Recently I’ve been move or less living by the philosophy ¿por qué no? (why not?), which is great and as those of you who’ve spoken with me recently know I’ve been pretty busy as I suppose is what happens when you force yourself to look for a good reason not to do something, rather than focusing on why you should.
On the other hand, I thought I’d pretty much found my limit a few weeks ago when I was in London. Gary went skydiving while I was there and came back saying exactly the same things everyone else I know who’s been skydiving for the first time says – that it’s fantastic and they’re saving up to get their jump license. He was talking about organising a group jump (I don’t think it actually involves jumping together) with other titan-ers, and when I was truly honest with myself I said I wouldn’t go. Heights don’t scare me so much, going down from said heights – be it an aeroplane skydiving, a bridge bungy jumping, or even a 10 metre tower abseiling – scares the bejesus out of me, which was a good enough reason why not.

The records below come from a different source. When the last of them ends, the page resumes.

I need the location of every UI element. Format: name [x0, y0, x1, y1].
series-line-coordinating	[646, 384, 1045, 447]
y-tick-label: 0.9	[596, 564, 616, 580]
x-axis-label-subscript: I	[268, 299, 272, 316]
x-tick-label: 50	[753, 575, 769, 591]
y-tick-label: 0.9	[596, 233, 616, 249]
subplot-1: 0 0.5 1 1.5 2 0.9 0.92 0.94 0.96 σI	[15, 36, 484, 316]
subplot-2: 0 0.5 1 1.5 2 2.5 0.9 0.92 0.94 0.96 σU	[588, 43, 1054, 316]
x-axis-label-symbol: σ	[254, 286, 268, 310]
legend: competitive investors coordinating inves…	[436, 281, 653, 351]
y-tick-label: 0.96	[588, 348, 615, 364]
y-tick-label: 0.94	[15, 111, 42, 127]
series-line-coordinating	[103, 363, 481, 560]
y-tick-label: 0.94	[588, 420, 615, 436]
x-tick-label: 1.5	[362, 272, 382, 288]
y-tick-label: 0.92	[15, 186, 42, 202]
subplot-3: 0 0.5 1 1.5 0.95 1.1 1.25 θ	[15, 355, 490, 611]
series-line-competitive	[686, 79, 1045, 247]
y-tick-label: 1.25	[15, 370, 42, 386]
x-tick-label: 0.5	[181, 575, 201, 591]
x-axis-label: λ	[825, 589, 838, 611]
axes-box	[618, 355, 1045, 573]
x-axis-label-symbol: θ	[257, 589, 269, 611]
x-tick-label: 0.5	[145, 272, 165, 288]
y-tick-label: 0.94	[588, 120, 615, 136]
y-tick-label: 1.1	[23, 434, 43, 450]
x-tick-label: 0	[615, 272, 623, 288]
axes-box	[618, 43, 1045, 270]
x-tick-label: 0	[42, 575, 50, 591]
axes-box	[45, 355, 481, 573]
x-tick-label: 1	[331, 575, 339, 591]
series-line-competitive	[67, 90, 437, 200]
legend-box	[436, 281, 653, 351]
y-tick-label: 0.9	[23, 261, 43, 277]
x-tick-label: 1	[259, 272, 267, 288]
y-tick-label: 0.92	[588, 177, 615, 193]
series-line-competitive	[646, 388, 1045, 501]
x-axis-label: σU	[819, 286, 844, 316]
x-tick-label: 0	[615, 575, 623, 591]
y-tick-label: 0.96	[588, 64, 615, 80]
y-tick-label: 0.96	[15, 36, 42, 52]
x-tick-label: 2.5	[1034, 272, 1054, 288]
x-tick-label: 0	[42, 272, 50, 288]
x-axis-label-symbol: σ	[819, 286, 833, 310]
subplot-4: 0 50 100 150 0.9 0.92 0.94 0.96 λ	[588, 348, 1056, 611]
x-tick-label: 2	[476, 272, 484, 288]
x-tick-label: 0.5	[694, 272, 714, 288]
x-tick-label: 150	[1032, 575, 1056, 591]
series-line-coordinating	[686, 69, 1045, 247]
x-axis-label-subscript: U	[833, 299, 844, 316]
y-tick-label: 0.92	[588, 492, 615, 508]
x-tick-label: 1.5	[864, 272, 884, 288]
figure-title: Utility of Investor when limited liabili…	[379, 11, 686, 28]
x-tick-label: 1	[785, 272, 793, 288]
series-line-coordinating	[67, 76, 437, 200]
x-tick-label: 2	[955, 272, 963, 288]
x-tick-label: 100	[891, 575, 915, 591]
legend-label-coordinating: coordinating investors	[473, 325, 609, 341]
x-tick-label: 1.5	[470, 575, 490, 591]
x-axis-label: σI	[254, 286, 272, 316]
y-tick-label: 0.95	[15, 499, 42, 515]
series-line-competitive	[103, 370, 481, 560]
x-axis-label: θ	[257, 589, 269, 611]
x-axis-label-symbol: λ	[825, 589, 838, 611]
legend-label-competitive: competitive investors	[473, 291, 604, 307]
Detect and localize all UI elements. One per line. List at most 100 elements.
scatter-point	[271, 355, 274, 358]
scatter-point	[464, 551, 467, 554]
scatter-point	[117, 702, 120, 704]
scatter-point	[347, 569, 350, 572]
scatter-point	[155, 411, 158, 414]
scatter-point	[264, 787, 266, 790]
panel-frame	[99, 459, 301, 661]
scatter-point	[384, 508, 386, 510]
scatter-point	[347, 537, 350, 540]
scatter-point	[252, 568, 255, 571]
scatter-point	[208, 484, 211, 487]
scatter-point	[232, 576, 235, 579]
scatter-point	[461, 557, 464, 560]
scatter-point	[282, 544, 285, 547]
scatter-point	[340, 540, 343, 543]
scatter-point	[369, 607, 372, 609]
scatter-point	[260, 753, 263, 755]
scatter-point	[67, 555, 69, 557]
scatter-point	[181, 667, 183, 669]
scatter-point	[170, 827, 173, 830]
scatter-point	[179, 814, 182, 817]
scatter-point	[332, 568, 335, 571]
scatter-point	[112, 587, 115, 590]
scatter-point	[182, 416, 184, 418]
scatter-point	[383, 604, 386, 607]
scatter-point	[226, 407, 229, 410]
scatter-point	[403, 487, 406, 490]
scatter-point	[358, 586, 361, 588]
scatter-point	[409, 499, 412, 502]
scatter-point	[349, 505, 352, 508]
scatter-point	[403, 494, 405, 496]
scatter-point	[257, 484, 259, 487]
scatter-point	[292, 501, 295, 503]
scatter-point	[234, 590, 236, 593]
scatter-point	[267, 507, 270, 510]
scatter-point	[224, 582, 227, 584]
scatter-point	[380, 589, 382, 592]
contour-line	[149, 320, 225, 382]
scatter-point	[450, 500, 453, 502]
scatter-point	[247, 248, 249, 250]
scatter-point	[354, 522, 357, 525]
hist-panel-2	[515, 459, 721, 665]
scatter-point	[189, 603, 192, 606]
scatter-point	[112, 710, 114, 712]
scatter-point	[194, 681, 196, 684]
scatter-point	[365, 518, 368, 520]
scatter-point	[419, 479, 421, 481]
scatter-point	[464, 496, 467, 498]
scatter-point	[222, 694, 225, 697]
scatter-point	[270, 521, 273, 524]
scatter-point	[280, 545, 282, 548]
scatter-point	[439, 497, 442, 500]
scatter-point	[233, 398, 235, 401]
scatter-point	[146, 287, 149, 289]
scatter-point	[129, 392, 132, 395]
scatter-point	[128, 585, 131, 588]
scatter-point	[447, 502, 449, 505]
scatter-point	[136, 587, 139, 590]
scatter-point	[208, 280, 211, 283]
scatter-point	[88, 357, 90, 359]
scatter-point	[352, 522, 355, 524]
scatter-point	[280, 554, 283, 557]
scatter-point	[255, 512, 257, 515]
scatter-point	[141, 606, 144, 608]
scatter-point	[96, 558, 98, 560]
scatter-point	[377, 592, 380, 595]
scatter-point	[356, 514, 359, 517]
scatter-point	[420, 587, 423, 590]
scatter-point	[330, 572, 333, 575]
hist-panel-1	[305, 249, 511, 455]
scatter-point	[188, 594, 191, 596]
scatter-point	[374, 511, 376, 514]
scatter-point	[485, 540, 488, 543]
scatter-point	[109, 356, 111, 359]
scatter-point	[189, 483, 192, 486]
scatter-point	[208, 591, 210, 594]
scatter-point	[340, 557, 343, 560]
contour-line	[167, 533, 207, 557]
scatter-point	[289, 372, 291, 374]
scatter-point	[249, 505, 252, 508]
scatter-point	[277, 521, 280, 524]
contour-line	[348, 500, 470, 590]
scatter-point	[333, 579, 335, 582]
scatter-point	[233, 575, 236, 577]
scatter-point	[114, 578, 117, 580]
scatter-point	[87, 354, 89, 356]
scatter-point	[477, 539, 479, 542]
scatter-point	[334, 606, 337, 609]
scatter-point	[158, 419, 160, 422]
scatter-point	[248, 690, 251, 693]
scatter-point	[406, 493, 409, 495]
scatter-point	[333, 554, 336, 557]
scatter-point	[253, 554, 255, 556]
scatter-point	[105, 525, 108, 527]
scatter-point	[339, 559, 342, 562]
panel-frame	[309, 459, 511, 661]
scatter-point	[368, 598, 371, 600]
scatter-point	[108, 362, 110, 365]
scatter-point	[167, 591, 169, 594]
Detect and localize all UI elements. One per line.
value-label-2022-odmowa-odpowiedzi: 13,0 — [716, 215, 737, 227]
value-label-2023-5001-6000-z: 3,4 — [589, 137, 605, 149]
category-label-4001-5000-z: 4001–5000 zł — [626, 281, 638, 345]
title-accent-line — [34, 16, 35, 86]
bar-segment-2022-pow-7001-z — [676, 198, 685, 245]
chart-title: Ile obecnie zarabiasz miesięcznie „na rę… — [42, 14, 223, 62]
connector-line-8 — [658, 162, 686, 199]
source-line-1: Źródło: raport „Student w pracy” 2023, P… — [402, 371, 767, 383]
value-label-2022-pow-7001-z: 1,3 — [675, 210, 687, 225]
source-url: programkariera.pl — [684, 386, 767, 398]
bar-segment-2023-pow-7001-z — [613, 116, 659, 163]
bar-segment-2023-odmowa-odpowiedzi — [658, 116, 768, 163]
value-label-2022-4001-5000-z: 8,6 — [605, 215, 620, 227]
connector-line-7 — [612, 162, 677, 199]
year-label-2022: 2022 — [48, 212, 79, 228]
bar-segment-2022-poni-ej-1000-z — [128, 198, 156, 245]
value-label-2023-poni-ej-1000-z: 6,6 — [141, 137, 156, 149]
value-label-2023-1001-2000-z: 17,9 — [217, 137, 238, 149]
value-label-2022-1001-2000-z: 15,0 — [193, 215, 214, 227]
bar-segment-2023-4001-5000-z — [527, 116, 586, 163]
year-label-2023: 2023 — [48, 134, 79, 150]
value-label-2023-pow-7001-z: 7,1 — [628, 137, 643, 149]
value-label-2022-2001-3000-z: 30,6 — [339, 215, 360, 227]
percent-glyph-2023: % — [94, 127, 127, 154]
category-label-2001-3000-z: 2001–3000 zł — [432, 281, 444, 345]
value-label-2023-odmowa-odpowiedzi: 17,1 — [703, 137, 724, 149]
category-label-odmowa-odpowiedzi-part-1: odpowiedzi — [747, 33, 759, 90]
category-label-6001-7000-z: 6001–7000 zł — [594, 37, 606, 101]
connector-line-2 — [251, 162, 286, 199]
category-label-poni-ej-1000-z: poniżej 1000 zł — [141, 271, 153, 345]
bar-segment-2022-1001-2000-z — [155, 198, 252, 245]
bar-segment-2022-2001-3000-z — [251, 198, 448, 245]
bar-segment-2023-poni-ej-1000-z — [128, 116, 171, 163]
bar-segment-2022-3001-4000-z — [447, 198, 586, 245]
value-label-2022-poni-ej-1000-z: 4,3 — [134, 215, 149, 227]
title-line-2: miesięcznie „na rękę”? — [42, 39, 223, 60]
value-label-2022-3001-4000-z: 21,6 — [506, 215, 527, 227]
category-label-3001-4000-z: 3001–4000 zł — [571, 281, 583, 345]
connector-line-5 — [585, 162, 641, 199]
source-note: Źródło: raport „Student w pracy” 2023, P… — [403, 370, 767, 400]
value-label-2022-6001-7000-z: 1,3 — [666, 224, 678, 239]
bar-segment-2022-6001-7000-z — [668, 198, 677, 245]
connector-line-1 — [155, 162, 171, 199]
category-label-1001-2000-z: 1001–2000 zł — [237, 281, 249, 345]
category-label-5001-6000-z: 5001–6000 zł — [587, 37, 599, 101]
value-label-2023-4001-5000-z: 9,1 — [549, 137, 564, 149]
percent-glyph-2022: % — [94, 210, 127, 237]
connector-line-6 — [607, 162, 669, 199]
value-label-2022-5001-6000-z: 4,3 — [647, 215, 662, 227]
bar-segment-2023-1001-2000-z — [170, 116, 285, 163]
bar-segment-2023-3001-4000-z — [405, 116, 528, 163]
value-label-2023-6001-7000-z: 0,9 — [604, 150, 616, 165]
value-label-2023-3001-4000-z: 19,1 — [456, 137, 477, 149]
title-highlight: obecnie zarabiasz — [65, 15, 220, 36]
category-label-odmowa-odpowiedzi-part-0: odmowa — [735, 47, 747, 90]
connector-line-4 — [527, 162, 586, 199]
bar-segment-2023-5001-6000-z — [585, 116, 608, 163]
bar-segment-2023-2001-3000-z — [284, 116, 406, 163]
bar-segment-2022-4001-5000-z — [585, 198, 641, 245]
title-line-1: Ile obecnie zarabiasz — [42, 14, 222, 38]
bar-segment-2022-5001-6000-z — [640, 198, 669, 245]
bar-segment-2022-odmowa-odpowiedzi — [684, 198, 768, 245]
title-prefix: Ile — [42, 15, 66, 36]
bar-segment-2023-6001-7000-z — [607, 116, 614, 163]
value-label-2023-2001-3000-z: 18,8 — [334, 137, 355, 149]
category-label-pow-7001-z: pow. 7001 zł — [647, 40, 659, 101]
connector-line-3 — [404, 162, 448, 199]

Then last night I saw the video below. I watched it and thought yes, as the link had so boldly claimed, this may be the best video on all of facebook, but that was all. Then this morning as I was fetching my book out of my bag to read as I waited for the train at Gràcia station it all of a sudden hit me – I desperately want to base jump in a wing suit, I realised that this goal negated my reason of being scared enough to wet myself at the idea of jumping out of an aeroplane. I have to try that, even if it means (as it surely, and sensibly will) that I first have to go skydiving. I no longer have a good enough reason ¿por qué no?